Résumé
"
Quand venait l'heure de nous coucher et de nous mettre en pyjama,
notre père restait près de nous et nous apprenait à disposer
nos vêtements dans l'ordre très exact du rhabillage.
Il
nous avertissait, nous savions que la cloche de la porte
extérieure nous réveillerait en plein sommeil et que nous
aurions à fuir, comme si la Gestapo surgissait. "Votre temps
sera chronométré", disait-il, nous ne prîmes pas très
longtemps la chose pour un jeu. C'était une cloche au timbre
puissant et clair, actionnée par une chaîne. Et soudain, cet
inoubliable carillon impérieux de l'aube, les allers-retours du
battant de la cloche sur ses parois marquant sans équivoque qu'on
ne sonnait pas dans l'attente polie d'une ouverture, niais pour
annoncer une brutale effraction.
Sursaut du réveil, l'un de
nous secouait notre petite sieur lourdement endormie, nous nous
vêtions dans le noir, à grande vitesse, avec des gestes de plus
en plus mécanisés au fil des progrès de l'entraînement,
dévalions les deux étages, sans un bruit et dans l'obscurité
totale, ouvrions comme par magie la porte de la cour et foncions
vers la lisière du jardin, écartions les branchages, les
remettions en place après nous être glissés l'un derrière
l'autre dans la protectrice anfractuosité, et attendions souffle
perdu, hors d'haleine.
Nous l'attendions, nous le guettions,
il était lent ou rapide, cela dépendait, il faisait semblant de
nous chercher et nous trouvait sans jamais faillir.

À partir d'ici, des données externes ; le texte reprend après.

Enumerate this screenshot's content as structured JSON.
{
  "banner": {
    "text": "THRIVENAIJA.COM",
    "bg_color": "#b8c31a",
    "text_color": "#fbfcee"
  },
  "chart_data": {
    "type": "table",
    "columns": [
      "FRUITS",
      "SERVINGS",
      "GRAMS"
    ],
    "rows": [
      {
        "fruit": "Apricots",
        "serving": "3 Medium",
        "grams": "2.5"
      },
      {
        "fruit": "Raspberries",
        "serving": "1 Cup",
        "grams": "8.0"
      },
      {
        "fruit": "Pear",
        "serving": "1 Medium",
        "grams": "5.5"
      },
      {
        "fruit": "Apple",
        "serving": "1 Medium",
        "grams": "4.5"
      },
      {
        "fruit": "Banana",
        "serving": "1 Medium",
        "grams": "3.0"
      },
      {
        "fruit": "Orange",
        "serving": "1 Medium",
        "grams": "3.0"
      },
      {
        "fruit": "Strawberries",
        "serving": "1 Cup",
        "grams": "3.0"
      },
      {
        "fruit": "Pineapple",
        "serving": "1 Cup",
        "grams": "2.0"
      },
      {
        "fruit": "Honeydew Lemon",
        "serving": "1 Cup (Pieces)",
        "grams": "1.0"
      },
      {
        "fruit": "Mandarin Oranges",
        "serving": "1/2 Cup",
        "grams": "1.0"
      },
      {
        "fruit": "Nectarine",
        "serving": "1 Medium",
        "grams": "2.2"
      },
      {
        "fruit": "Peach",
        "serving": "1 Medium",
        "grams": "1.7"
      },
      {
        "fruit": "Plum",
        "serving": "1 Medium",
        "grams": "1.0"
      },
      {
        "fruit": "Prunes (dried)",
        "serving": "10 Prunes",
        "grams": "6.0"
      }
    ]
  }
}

A travers les
branchages, nous apercevions ses bottes de SS et nous entendions
sa voix angoissée de père juif : "Vous avez bougé, vous
avez fait du bruit. - Non, Papa, c'est une branche qui a craqué.
- Vous avez parlé, je vous ai entendus, ils vous auraient
découverts." Cela continuait jusqu'à ce qu'il nous dise de
sortir.
Il ne jouait pas. Il jouait les SS et leurs chiens.